Ласло приободрился и присвистнул - то ли нарочно, то ли от избытка чувств. Болонка услышала свист и наконец решилась - сиганула с отвесной стены в траву и с лаем понеслась к приятелям - угрызать.
- Ах ты лапочка! - умилился Копчик.
На стене возникло замешательство, но лишь среди слуг, графиня и головы не повернула, продолжала рисовать. Ее хищное белое лицо было отрешенным, словно у сомнамбулы. Гайдуки же заспорили, кому спускаться за собакой, косоглазенькая девица вдруг воскликнула:
- Матушка, ваше сиятельство, я возьму Белку, - графиня кивнула, не глядя, и девица побежала по верху стены туда, где спуск был не таким опасным. Ласло подхватил свирепую болонку одной рукою, другой рукою картинно откинул романтические длинные волосы за спину - они красиво взметнулись - сказал друзьям:
- Оцените, мизерабли, как работает мастер! - и пошел навстречу камеристке в высокой, по пояс, траве. Посредине пути они встретились, Ласло отдал камеристке свирепый брешущий комок, поверх болонки отважно поцеловал камеристкину ручку и о чем-то заговорил с девушкой, негромко и вкрадчиво. До Акселя с Копчиком долетали лишь куртуазные воркующие интонации.
- Леда, - спокойным, металлическим голосом позвала графиня, все так же не поворачивая головы от мольберта. Девушка встрепенулась, устремилась было обратно, Ласло на прощание опять целовал ей ручку, а болонка норовила цапнуть его при этом за нос. Камеристка вознеслась на стену, Ласло вернулся к товарищам.
- Поздравьте меня и себя, - произнес он с гордостью, - завтра на лугу у нас свидание.
- С ними? И они придут? - не поверил Копчик.
- Графиня, конечно, не придет.

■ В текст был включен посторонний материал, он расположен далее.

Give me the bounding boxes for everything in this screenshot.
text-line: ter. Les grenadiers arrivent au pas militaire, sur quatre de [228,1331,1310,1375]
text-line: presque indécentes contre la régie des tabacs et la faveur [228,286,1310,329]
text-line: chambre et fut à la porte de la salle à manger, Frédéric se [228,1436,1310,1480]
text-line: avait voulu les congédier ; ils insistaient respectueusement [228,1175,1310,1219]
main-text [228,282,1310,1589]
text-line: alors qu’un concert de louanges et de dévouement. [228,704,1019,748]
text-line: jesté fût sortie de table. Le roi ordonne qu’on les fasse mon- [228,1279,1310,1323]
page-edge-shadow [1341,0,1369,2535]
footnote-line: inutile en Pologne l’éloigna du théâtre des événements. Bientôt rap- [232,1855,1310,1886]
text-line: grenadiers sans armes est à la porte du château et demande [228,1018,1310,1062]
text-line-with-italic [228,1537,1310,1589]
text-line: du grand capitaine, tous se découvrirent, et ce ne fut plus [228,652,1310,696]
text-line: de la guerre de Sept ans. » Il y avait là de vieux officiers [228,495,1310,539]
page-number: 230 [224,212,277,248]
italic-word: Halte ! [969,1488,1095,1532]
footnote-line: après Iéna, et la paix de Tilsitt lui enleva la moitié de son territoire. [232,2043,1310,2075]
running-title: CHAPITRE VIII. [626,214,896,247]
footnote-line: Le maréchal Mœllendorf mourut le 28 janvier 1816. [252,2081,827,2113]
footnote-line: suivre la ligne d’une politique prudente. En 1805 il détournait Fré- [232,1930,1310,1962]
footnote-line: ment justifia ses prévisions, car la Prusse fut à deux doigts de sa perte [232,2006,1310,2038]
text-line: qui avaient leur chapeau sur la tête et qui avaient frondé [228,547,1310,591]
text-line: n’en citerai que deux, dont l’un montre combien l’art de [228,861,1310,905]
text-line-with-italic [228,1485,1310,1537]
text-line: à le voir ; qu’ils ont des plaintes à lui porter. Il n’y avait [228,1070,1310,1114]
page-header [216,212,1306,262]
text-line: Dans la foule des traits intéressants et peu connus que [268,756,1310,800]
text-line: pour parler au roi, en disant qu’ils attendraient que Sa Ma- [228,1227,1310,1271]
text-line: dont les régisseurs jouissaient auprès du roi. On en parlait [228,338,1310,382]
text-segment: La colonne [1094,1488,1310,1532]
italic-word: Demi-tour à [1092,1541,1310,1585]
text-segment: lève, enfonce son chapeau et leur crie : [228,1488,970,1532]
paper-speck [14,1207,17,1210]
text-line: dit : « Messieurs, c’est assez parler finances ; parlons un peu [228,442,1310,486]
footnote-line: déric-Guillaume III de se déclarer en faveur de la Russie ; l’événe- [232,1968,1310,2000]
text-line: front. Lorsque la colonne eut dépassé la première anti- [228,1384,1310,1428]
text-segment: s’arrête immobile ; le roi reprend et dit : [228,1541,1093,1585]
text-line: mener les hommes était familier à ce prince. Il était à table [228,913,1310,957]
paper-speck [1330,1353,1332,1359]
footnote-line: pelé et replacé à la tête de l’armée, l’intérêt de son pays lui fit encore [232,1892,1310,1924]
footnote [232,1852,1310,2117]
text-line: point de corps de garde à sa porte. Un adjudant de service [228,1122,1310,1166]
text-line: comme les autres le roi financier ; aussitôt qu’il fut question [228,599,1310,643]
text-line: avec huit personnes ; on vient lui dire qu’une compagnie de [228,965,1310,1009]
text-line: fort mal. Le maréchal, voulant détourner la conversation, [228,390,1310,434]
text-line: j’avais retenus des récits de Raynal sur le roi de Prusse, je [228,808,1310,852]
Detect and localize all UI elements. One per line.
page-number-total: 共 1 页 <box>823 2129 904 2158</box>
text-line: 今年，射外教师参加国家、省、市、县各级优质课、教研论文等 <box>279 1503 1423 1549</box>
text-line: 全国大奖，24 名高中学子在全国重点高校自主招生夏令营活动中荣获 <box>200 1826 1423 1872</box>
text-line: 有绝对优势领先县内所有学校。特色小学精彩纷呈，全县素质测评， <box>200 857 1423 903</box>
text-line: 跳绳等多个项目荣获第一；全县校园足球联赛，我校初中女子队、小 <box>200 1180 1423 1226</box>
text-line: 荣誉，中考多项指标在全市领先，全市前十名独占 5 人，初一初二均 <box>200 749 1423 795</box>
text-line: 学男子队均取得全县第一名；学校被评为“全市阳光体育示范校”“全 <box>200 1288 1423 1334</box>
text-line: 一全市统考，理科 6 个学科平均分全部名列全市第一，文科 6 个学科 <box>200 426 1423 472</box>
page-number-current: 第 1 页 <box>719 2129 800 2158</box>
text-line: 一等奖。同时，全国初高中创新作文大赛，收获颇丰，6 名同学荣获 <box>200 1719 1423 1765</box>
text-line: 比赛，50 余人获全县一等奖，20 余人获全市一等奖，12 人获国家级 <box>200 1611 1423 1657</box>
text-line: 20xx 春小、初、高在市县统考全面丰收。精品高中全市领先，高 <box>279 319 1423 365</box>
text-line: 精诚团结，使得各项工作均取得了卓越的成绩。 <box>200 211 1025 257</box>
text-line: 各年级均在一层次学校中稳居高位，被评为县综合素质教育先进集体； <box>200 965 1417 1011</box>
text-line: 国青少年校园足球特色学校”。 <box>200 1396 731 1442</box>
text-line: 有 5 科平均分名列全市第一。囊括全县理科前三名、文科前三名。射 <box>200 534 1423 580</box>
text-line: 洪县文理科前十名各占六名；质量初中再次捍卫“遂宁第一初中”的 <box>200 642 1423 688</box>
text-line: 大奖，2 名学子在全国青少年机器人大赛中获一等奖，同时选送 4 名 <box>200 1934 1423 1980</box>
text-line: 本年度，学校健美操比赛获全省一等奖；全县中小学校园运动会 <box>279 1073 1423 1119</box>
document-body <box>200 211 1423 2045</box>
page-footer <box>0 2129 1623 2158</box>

А если она придет - граф нам головы откусит, - разочаровал его Аксель.
- Зато придут японка Леда и арапка Катерина, - с интонацией богато обрыбленного рыболова продолжил Ласло, - с ними будет, правда, еще дуэнья, горбатая Мирослава...
- Но это же вызов, Ласло, это ж эксперимент! - подначил его Аксель, - Ведь горбуньи у тебя пока еще в списке не было.
- И то верно, - согласился Ласло и задумался - кто интереснее как предмет любовной охоты, японка, арапка или горбунья?
Приятели повернули назад, к трактиру, но Копчик шел и оглядывался - как там прекрасная графиня? Тонкий силуэт делался все дальше, таял в дымке летнего дня. И никакого шанса не было у Копчика - даже если графа насмерть загрызет его лучшая в городе лошадь.
Всем полагается любить народные гуляния, но Копчик отчего-то их не любил. Темным ужасом веяло на него от больших скоплений народа, и уж тем более народа веселящегося. Мрачный, как демон, бродил он среди павильонов, не глядя на зазывные увеселения, на сахарных петушков и картинки с поучительными и забавными сюжетами. Может, оттого и заинтересовал он раскосую японку Леду. Аксель увел арапку Катерину кататься на карусели:
- Ах, у меня юбочка задерется! - забоялась Катерина, но кататься все-таки пошла.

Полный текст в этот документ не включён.